Шрифт:
Интервал:
Закладка:
Да и наградные деньги Сидору исправно выплачивали, правда, недолго. За три ордена – Отечественной войны и Славы двух степеней – по пятнадцать рублей, да столько же за пять медалей капало. Так и дотянули до сытных времен. Да и работали хорошо – трелевщики давали до 120 процентов выработки. Скоро поставили вторую пилораму – стране лес был нужен до зарезу. А если стране что-то нужно, тогда и о людях вспоминают. Так что мало-мало зажили.
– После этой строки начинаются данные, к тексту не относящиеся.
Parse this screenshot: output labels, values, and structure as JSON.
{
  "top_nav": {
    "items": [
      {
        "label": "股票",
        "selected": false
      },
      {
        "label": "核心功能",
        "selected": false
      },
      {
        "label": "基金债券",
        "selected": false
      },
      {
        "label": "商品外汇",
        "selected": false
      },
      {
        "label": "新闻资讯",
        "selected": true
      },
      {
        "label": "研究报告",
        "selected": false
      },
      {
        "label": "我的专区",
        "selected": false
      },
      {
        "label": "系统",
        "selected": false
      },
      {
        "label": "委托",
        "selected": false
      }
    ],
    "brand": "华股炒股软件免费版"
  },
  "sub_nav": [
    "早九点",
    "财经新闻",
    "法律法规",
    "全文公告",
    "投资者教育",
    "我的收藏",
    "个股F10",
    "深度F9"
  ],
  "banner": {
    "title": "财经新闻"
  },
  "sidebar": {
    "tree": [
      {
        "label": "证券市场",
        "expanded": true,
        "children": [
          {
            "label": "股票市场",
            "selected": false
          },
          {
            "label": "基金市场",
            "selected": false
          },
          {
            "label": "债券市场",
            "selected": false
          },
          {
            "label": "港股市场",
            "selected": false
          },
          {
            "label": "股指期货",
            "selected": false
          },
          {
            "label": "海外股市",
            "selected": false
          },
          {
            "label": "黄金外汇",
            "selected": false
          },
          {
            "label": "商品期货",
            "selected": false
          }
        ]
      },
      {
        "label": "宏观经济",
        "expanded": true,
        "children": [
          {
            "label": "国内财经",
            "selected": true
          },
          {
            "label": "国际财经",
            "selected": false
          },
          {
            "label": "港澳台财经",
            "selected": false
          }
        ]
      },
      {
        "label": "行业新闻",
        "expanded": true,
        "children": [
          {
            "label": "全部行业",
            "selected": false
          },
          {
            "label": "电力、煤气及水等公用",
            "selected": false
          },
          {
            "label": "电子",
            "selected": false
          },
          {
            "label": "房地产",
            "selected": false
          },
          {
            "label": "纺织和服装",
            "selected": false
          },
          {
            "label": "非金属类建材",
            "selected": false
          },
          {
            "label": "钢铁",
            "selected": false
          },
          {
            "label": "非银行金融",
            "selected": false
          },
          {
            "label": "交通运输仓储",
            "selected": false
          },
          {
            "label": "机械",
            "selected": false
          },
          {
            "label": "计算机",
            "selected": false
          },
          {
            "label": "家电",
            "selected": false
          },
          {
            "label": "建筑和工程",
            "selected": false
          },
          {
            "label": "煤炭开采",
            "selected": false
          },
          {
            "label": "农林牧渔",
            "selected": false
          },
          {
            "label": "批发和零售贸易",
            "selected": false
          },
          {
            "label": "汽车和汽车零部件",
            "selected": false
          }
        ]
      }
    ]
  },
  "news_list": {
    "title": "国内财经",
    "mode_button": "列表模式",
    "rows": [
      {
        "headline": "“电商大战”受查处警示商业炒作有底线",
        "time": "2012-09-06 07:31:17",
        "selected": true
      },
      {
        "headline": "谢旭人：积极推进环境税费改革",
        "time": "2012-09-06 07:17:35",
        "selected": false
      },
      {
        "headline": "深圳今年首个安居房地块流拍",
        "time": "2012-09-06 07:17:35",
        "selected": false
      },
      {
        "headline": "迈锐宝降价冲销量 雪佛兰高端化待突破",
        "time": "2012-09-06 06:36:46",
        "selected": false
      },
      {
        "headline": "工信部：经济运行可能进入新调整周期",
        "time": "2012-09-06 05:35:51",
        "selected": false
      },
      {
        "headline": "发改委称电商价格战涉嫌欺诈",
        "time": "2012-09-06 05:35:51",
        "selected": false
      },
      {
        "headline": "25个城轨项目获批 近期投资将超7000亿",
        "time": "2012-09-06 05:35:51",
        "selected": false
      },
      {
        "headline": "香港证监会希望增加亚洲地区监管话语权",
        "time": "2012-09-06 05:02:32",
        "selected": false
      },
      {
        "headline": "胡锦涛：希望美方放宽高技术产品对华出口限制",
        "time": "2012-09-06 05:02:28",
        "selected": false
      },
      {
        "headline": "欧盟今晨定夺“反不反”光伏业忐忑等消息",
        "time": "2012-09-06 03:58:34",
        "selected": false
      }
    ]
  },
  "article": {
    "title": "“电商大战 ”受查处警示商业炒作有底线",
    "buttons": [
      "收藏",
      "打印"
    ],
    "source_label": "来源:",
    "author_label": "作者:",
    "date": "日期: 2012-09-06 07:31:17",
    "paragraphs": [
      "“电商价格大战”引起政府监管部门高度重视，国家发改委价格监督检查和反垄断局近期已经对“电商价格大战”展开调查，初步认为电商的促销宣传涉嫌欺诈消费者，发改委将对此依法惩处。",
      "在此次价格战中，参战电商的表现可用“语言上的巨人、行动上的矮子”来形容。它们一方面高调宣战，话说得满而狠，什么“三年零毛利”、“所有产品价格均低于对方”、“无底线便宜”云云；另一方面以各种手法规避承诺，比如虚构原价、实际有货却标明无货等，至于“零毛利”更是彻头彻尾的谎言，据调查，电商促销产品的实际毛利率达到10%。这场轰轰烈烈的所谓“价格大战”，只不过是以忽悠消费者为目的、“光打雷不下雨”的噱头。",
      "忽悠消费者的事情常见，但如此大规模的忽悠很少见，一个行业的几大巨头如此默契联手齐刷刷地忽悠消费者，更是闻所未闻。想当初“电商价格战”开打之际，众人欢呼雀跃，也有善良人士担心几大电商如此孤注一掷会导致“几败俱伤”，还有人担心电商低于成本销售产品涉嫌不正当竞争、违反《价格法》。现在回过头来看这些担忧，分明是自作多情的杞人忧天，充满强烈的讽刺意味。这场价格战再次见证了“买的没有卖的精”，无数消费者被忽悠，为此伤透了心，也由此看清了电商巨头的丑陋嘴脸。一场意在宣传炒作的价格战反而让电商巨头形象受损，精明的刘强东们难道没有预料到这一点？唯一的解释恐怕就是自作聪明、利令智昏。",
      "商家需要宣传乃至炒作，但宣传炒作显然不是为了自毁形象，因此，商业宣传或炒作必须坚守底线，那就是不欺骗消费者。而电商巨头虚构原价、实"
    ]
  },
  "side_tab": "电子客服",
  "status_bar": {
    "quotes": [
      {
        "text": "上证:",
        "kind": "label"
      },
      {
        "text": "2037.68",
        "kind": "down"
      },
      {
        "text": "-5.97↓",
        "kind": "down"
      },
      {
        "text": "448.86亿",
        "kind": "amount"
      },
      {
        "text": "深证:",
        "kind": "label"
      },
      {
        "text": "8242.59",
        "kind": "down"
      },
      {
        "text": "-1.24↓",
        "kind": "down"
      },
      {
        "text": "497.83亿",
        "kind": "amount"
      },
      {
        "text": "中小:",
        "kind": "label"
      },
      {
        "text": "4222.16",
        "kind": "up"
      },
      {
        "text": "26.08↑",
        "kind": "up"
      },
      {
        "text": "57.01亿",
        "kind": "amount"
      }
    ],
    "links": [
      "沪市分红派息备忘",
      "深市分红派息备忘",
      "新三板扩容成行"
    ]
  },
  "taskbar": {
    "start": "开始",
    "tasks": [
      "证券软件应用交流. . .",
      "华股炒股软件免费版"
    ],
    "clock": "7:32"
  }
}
У сынка Филоновых, что в том самом сельмаге работали, Анатолия, даже первый в их районе мотоцикл появился. Сразу самым завидным женихом стал тогда Толик Филонов. Правда, слушок нехороший по деревне ходил про этот мотоцикл. Тогда, в пятьдесят четвертом, в их краях потерпел крушение самолет, причем не простой, с важными пассажирами – польской делегацией и нашими генералами. Самолет летел из Китая в Москву, да сбился с курса под Красноярском, где по плохой погоде ему дали посадку вместо Новосибирска. Это потом уже стало известно, когда кругом появились военные да спасатели. Семь месяцев искали, не могли найти. Нашли потом остатки в верховьях левой Маны, под горой Сивуха. Видимо, в тумане самолет за эту гору зацепился. Но, хотя все и было сверхсекретно, кто-то из промысловиков что-то видел или слышал. Толик Филонов тогда в тайгу зачастил – говорил, на охоту, хотя раньше таким уж заядлым охотником не был. И почти никакой добычи с охоты этой не приносил.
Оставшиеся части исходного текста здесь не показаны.